Some African leaders, including President Ruto, support growing the carbon credit market, while other African voices, especially within civil society groups, are opposed. Critics see carbon markets as a ‘neocolonial’ policy, allowing polluters to continue polluting through purchasing carbon credits to offset emissions and shifting the burden of action to Africa. 

Fossil Fuels

The draft Nairobi Declaration calls on the global community to “uphold commitments to a fair and accelerated process of phasing down coal and phase out of inefficient fossil fuel subsidies”. This does not go further than what was agreed in 2021 at COP26, even amidst ongoing efforts to extend the commitment to all fossil fuels, including oil and gas. 


The summit largely avoided discussion of or action on fossil fuels. However, Akinwumi Adesina, AfDB President, emphasised the ongoing need for many African countries to use gas as part of their energy mix alongside renewable energy, and the IEA and AfDB released a joint Clean Energy report that stated that “Africa must also be given time to transition and allowed to use its natural gas as a transition fuel.” 

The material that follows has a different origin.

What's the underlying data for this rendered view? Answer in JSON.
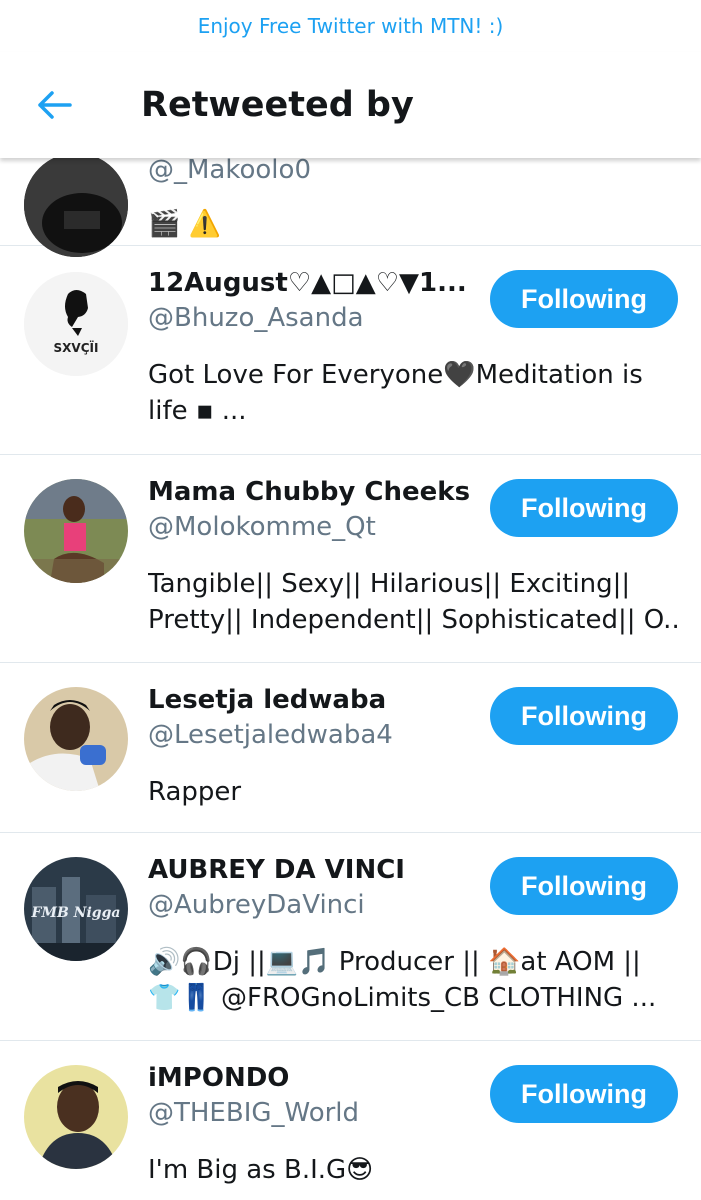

Conclusion and next steps 

The Africa Climate Summit represented a shift in Africa’s involvement in global climate action, where high-level attendance and participation demonstrated the continent’s active leadership. Some progress remains to be made. Divisions on the continent, for example on fossil fuels and global taxes, remained clear. However, these disagreements did not detract from the unified and progressive stance that African leaders displayed across the Summit.  

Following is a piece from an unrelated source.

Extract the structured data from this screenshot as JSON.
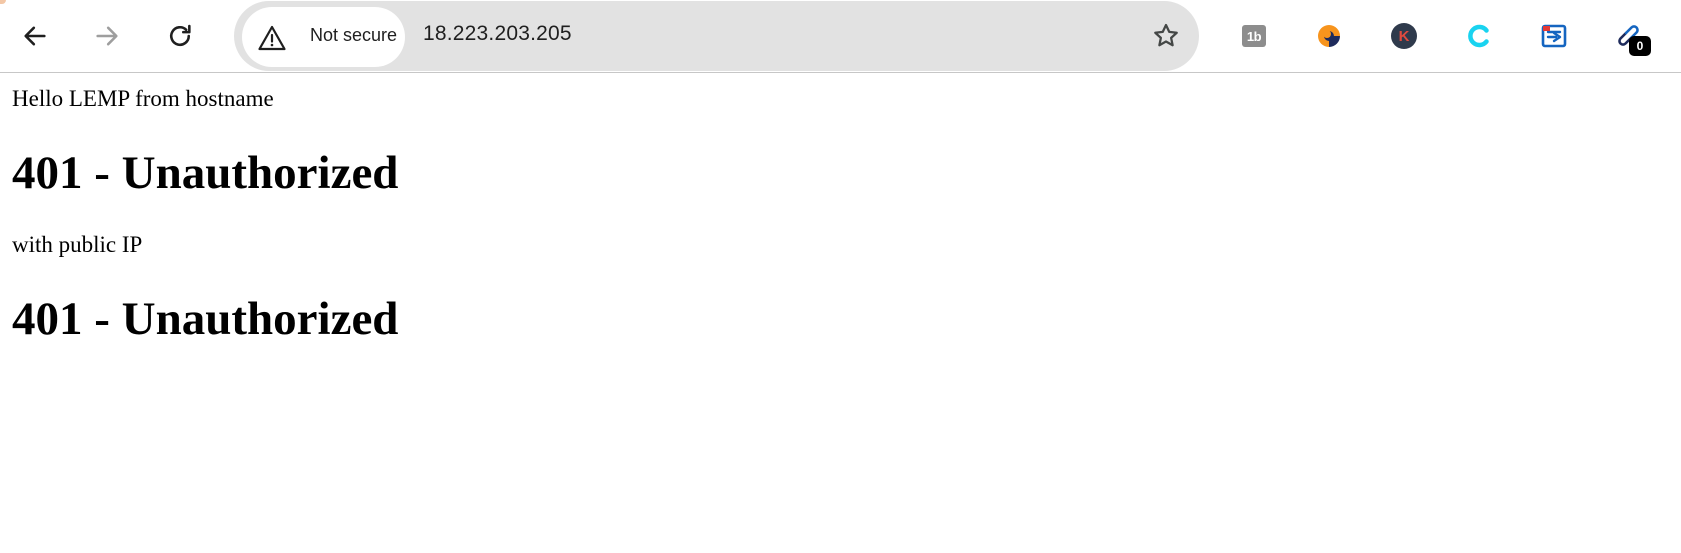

Now, wealthier nations need to listen to the demands made in Nairobi on issues from reform of the governance structures of international financial institutions to ramping up financing for clean energy. New commitments from traditional donor countries fell short of expectations and failed to meet the scope of the challenge. The G20 Leaders’ Summit, the World Bank and IMF Annual Meetings and COP28 provide a chance for these countries to course correct.